Coward v MIB [1963] 1 QB 259
Workman carried to work on colleague’s motorcycle; whether intention to create legal relations
Facts
Mr Coward was a pillion passenger on a motorcycle owned and driven by his work colleague Mr Cole. There was an accident resulting from Mr Cole’s negligence, and both were killed. Mrs Coward obtained judgement for damages which was not paid out because Mr Cole’s insurance policy did not provide cover for him to carry pillion passengers. She sought to recover damages from the MIB claiming a policy should have been in place under Road Traffic Act 1930 Part II.
Issues
Under the Road Traffic Act 1930 Part II a passenger who is carried for hire or reward in the insured’s vehicle must be covered on the driver’s insurance policy. Mrs Coward contended that her husband and Mr Cole had reached an agreement whereby he would regularly provide lifts to work on his motor cycle in return for certain cash payments. She argued this amounted to a contractual obligation and, therefore, the risk to her husband should have been covered by Mr Cole’s policy or, failing that, by the MIB under their agreement with the Ministry of Transport. The MIB argued there was no legally enforceable contract between Mr Cole and Mr Coward as there had been no intention to create legal relations. They also argued that a motor cycle was not a ‘vehicle’ for the purposes of the Road Traffic Act 1930.
Decision/Outcome
Mrs Coward’s claim was unsuccessful. Neither party intended there was a legal obligation to carry and be carried to and from work, under a binding contractual agreement. Mr Coward was not a passenger who Mr Cole was under a duty to ensure and the MIB, therefore, were not under an obligation to satisfy the judgement.
Updated 19 March 2026
This case summary remains accurate as a statement of the legal principles established in Coward v Motor Insurers’ Bureau [1963] 1 QB 259. The Court of Appeal’s holding — that a regular informal arrangement between friends or colleagues to share lifts does not, without more, give rise to an intention to create legal relations and therefore does not constitute a binding contract — continues to be good law and is still cited in contract law teaching on this point.
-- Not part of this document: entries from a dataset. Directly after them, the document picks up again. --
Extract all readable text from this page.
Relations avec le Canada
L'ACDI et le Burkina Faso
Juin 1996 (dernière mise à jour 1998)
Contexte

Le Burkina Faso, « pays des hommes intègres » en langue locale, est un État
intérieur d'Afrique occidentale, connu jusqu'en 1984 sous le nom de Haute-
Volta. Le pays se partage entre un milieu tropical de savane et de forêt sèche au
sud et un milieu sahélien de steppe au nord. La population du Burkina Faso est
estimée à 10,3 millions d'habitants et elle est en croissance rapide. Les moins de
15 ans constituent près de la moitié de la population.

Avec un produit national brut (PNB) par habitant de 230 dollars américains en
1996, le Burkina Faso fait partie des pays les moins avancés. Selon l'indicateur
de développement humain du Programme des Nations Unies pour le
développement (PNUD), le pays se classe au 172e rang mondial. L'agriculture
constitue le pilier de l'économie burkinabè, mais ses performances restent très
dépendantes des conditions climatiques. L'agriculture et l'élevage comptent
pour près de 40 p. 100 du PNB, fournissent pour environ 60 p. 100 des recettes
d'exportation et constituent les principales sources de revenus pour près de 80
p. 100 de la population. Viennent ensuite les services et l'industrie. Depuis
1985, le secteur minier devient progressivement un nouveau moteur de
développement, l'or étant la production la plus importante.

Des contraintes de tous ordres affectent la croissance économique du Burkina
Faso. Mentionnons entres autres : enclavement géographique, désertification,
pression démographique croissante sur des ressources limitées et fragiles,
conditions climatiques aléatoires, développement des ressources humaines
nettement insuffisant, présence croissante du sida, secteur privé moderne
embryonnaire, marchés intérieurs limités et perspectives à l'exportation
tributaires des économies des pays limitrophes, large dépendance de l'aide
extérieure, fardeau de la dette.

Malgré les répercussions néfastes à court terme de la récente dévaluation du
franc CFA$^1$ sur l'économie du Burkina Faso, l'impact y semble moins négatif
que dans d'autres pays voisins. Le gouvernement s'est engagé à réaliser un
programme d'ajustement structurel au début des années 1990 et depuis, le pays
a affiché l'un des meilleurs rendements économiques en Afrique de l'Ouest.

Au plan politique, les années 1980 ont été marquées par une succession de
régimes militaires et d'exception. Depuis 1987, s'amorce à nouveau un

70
Readers should note, however, that the statutory framework discussed in the article is now entirely superseded. The Road Traffic Act 1930 was replaced by the Road Traffic Act 1960 and subsequently by the Road Traffic Act 1988, which currently governs compulsory motor vehicle insurance in Great Britain. The requirement to insure passengers carried for hire or reward is now addressed within that 1988 Act framework. The article’s references to the 1930 Act are therefore of historical relevance only, reflecting the law as it stood at the time of the litigation, and should not be taken as a statement of current statutory law.
The Motor Insurers’ Bureau continues to operate under updated agreements with the Secretary of State rather than the Ministry of Transport; the current agreements governing uninsured and untraced drivers date from 2017 and 1996 respectively, as updated. None of these subsequent developments affect the core contractual law principle for which this case is cited.